Desirable Difficulty
I've cracked the code! I, through the help of a mentor, figured out why I am such a perfectionist, try-hard 26-year-old with imposter syndrome. It turns out, that moving countries at a young age could fundamentally alter your personality and outlook on life. Who knew?!
Sarcasm aside, my mentor helped me realise that moving from Africa to Europe and back explains why I am keen to prove myself in any situation and why I always feel out of place. At 6, I moved from Africa - where I was a dot in a sea of black faces - to Europe - where I was the only black face for miles. Though I doubt I was cognizant of this fact, it did change the way I interacted with myself and others around me. The racial and cultural differences marked me as an "other" at an age where being part of a community was the most important thing to me (who, of course, can forget how effective the threat "I won't be your friend anymore" was at the age of 6). As a result, I worked extremely hard to fit in. I learned Dutch to near native fluency, I participated in all cultural and national holidays with more zeal than a national, and, whether conscious or a simple result of my circumstances, most of my friends were Dutch nationals. Essentially, I became Dutch in everything but birth and lost my "Kenyanness" along the way.
When we moved back to Kenya four years later, I was, once again, the odd woman out. Four years in Europe had changed me. My accent was different, my cultural reference points foreign, and perspective alien. And my would be friends wasted no time pointing those differences out, whenever they got. Rather fittingly, they butchered my name and called me "Alien" for months. And so, once again, I had to prove myself; that I was worthy of being called Kenyan. I had to prove that I belonged; for the second time in my life, and before I had even turned double digits. The implicit lesson I learned from these experiences were two fold; (1) I did not belong, and I would always be different, and; (2) belonging was determined by others, and not myself. I, now, know both of these lessons to be false (kind of #workinprogress), but the growth they spurred in me is, largely, positive.

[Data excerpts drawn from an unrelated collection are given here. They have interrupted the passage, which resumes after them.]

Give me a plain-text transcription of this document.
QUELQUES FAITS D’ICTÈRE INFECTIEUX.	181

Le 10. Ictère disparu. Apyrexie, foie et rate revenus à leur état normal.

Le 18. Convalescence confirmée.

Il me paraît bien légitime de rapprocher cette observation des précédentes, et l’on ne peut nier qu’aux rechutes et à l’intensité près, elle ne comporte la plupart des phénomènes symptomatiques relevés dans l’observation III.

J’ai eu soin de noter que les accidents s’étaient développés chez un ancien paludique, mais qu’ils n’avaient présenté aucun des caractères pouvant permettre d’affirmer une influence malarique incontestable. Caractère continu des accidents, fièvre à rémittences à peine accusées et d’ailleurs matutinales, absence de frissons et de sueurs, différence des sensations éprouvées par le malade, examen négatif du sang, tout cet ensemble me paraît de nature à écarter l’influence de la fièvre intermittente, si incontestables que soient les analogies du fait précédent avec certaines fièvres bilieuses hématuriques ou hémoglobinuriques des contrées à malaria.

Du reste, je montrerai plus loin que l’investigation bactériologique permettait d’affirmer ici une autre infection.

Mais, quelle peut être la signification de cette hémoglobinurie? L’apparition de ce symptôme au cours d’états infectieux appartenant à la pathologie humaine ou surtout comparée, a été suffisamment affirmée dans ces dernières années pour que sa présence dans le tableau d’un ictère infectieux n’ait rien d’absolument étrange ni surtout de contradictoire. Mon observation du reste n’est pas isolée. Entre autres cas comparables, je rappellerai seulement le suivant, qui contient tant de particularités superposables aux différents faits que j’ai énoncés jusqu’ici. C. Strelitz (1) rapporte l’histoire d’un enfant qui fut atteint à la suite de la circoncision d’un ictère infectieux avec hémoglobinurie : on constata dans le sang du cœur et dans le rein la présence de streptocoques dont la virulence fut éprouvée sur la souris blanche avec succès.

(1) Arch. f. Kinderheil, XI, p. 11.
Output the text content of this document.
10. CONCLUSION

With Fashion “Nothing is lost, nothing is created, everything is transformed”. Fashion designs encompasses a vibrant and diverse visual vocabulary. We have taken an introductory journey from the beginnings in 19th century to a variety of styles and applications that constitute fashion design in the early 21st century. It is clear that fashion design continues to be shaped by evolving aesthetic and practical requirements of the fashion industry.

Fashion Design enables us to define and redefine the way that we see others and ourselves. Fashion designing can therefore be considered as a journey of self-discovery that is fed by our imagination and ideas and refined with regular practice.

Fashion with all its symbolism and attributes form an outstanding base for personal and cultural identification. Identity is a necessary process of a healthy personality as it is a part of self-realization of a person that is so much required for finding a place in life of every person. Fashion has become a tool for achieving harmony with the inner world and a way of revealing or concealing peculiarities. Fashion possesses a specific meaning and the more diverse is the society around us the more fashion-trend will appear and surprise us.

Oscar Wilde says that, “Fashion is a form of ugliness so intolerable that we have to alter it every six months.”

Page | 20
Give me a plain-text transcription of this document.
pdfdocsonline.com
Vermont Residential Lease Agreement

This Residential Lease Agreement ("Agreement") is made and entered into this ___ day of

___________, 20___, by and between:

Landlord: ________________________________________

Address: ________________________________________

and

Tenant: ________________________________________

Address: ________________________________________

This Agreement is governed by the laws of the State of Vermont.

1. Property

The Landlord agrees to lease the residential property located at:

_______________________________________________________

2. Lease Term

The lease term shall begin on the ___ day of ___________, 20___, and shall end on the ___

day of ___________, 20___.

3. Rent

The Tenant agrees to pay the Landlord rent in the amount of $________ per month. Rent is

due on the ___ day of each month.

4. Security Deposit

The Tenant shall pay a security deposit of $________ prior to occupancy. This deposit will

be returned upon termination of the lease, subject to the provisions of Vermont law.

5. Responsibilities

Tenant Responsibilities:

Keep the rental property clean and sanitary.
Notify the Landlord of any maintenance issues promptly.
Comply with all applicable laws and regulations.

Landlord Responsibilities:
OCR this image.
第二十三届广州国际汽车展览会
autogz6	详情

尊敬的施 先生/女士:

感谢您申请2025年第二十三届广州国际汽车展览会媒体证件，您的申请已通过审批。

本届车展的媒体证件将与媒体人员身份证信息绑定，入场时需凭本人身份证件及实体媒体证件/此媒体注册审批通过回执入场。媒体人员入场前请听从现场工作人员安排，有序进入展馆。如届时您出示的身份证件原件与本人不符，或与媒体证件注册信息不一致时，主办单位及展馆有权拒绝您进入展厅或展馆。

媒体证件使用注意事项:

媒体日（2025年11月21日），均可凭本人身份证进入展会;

This is because both of these experiences constitute "desirable difficulties." Desirable difficulties are "challenges that force people to learn new skills that prove extremely helpful later in life." So as I struggled to find my place in a world that, I believe, did not want me or had no room for me, I learned how to be adaptable and how to read, interpret and personalise culture. I learned how to communicate across cultures and negotiate cultural differences. But these lessons were not without costs. To fit in, I often emptied myself to take on new knowledge and experiences. And, as a result, I have no idea who I am or what I am capable of outside of a, near constant push, to prove myself to others. This means that success is defined by others perception of me, and not what I thought of myself. My desirable difficulty bound me to others in a way I have yet to detangle, and in ways that shape my daily interactions. In every conversation, every text, every chore I strive to prove myself. And to be honest, I'm tired of it.